Había una vez un acróbata malabarista que le temía a las alturas. Desde que pudo soñar, soñó con saborear el vértigo de mirar el mundo desde donde lo miraban los pájaros. Pero ¿qué podía hacer? tenía miedo.
Durante años se había fatigado aprendiendo todas las técnicas, todos los trucos de los mejores y más famosos artistas del alambre pero jamás habría podido elevarse más allá de la altura del pequeño arbusto que habitaba su jardín.

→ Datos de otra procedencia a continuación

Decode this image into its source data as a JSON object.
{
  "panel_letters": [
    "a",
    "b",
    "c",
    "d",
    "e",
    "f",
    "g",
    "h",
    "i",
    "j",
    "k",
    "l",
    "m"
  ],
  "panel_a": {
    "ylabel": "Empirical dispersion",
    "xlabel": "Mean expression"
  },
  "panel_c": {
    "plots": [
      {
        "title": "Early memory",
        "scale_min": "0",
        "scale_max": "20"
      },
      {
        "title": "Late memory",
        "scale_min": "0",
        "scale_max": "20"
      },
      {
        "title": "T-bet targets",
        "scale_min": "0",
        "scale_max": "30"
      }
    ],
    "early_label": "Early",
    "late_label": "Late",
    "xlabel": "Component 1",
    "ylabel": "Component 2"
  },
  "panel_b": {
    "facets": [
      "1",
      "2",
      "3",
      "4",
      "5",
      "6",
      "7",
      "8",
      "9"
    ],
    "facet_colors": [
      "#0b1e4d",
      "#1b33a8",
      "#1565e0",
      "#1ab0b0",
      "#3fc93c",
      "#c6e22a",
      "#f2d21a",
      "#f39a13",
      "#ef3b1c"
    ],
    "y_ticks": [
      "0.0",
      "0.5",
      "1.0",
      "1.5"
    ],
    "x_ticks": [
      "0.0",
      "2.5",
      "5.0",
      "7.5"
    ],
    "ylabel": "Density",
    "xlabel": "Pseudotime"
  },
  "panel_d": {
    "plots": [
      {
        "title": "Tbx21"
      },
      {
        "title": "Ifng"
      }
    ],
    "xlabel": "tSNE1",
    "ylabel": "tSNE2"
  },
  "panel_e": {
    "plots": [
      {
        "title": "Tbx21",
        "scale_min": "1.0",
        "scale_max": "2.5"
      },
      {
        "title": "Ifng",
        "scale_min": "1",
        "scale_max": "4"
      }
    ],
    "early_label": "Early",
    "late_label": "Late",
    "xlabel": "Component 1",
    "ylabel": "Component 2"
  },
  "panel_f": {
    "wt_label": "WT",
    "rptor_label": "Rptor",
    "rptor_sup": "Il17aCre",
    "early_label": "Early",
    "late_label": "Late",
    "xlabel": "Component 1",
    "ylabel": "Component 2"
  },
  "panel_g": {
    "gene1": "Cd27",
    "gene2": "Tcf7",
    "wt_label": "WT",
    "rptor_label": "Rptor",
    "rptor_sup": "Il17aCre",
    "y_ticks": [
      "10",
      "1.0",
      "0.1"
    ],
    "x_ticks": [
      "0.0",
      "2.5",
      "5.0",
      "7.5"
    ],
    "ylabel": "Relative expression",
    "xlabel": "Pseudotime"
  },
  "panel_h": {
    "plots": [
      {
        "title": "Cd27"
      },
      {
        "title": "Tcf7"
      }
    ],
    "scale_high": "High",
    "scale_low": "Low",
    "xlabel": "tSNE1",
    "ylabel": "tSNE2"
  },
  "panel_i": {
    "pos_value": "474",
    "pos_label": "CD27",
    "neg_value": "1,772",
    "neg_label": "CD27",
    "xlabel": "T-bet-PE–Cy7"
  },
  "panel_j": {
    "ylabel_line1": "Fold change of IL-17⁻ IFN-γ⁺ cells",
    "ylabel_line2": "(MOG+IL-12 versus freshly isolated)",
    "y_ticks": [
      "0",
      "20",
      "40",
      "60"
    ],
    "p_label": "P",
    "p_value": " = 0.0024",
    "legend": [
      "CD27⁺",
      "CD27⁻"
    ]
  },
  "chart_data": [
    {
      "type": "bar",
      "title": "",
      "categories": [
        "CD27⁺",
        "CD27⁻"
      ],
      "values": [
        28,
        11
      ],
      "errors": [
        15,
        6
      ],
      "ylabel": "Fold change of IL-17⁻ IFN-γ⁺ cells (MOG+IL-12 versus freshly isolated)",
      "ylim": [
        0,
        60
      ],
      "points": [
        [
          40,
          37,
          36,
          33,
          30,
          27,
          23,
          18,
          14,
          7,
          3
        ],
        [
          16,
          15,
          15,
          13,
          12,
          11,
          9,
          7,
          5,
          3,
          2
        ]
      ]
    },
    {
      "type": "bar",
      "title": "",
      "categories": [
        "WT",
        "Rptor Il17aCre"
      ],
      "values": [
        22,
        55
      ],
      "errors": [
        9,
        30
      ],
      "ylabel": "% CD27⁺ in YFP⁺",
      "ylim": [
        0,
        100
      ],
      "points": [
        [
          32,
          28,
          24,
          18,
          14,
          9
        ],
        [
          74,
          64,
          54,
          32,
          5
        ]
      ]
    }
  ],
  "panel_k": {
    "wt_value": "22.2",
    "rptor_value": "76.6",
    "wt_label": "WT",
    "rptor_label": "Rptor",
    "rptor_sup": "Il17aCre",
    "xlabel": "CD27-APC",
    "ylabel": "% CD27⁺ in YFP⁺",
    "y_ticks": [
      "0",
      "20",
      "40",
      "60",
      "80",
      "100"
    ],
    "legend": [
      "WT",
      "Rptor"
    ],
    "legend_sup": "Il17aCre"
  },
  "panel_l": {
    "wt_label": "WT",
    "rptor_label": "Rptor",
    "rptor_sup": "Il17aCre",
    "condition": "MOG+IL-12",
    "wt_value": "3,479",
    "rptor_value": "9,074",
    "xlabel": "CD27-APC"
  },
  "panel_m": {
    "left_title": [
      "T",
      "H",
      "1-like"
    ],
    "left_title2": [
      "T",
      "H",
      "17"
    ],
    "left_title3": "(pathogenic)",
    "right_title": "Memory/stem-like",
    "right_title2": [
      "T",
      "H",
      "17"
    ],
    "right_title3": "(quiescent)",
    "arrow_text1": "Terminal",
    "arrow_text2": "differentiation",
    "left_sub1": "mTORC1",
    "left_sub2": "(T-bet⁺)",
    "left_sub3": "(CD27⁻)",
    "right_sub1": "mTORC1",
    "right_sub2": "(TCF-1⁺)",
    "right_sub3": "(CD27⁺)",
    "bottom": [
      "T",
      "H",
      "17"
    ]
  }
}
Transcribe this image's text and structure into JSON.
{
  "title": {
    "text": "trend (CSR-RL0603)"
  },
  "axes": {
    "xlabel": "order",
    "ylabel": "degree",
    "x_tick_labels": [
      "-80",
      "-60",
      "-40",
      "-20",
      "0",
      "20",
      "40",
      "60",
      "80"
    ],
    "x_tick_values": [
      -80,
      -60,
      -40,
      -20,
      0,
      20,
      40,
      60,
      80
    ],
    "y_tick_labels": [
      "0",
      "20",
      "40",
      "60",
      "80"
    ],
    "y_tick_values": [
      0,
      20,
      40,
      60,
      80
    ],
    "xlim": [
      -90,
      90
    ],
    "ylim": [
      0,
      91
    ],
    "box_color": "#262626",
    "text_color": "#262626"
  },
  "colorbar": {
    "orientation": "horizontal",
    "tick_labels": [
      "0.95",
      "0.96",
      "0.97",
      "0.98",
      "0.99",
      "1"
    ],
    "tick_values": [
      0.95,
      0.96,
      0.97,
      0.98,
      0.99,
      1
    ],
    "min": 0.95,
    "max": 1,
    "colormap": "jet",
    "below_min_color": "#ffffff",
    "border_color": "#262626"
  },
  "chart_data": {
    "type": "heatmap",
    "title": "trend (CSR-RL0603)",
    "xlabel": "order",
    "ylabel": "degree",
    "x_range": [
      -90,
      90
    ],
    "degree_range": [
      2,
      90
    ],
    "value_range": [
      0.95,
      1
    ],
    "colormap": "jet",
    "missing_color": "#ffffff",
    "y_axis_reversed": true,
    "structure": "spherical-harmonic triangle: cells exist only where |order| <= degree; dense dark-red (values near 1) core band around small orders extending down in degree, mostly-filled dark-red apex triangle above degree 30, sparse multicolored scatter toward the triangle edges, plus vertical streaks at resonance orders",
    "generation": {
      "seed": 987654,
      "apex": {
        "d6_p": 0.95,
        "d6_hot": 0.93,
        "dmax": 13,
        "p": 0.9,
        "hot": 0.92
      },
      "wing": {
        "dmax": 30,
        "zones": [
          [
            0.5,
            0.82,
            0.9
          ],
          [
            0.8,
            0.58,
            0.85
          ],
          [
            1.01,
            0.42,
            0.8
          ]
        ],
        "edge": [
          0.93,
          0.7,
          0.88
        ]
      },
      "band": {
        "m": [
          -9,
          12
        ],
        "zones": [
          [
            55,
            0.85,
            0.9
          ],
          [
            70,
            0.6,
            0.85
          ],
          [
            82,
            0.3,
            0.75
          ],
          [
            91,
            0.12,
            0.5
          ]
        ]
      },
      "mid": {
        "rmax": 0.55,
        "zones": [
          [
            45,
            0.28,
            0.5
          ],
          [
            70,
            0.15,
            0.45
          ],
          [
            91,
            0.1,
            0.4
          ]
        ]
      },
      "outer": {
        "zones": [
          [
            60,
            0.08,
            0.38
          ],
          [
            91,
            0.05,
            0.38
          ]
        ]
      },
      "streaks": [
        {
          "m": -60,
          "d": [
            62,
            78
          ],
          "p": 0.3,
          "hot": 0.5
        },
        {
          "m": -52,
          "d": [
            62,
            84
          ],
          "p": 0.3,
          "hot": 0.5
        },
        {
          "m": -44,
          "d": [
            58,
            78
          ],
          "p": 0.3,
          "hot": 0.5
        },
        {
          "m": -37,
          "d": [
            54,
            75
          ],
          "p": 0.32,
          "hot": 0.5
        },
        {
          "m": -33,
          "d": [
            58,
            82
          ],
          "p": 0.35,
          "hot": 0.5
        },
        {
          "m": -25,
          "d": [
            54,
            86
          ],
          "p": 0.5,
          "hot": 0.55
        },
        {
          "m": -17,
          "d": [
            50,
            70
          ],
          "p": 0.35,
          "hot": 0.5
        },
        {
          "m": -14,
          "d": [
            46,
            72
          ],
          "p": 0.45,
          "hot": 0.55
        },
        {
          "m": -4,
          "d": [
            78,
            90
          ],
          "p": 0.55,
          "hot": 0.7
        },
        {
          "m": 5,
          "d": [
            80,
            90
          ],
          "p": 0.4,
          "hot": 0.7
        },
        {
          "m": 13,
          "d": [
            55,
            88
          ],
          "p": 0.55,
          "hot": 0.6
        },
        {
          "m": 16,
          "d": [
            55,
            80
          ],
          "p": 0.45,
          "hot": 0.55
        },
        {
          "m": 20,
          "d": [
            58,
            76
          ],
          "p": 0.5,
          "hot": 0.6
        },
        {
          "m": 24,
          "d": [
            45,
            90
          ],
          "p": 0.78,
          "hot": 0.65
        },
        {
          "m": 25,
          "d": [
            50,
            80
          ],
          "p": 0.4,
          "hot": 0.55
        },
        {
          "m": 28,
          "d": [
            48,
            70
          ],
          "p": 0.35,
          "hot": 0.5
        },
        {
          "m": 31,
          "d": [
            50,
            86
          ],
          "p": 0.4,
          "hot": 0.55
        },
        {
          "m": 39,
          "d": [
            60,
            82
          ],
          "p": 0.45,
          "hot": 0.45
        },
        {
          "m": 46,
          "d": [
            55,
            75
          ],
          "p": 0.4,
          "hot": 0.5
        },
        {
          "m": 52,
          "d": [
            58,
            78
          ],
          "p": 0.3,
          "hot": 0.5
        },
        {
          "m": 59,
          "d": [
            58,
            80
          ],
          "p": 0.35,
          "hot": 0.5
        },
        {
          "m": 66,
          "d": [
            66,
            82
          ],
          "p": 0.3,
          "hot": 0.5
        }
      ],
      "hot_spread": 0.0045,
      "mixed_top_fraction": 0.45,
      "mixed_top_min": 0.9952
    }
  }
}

Una vez atravesó un mar y dos continentes solo para conocer al Gran Portentini, el artista entre artistas, el mago de las alturas, el hombre ave. Cuando finalmente llegó al otro lado del mundo, comprobó con tristeza que su travesía había sido vana: el gran Portentini se había retirado a vivir modestamente en la cumbre de una montaña.
Regresó a casa tan desanimado que durmió tres días y tres noches. La última noche soñó con el Gran Portentini. El maravilloso hombre ave se balanceaba a una altura de vértigo sobre un alambre infinito. Todo el universo parecía haberse detenido para observar tan maravillosa hazaña. El Gran Portentini se detuvo, miró hacia abajo y le sonrió: “No eres un caso perdido, recuerda siempre que toda altura es relativa”.
Era la mañana del cuarto día. Se incorporó de un salto, se calzó los zapatos de práctica, se trepó al alambre que se balanceaba por encima del arbusto pequeño que habita su jardín. Finalmente, fue muy feliz.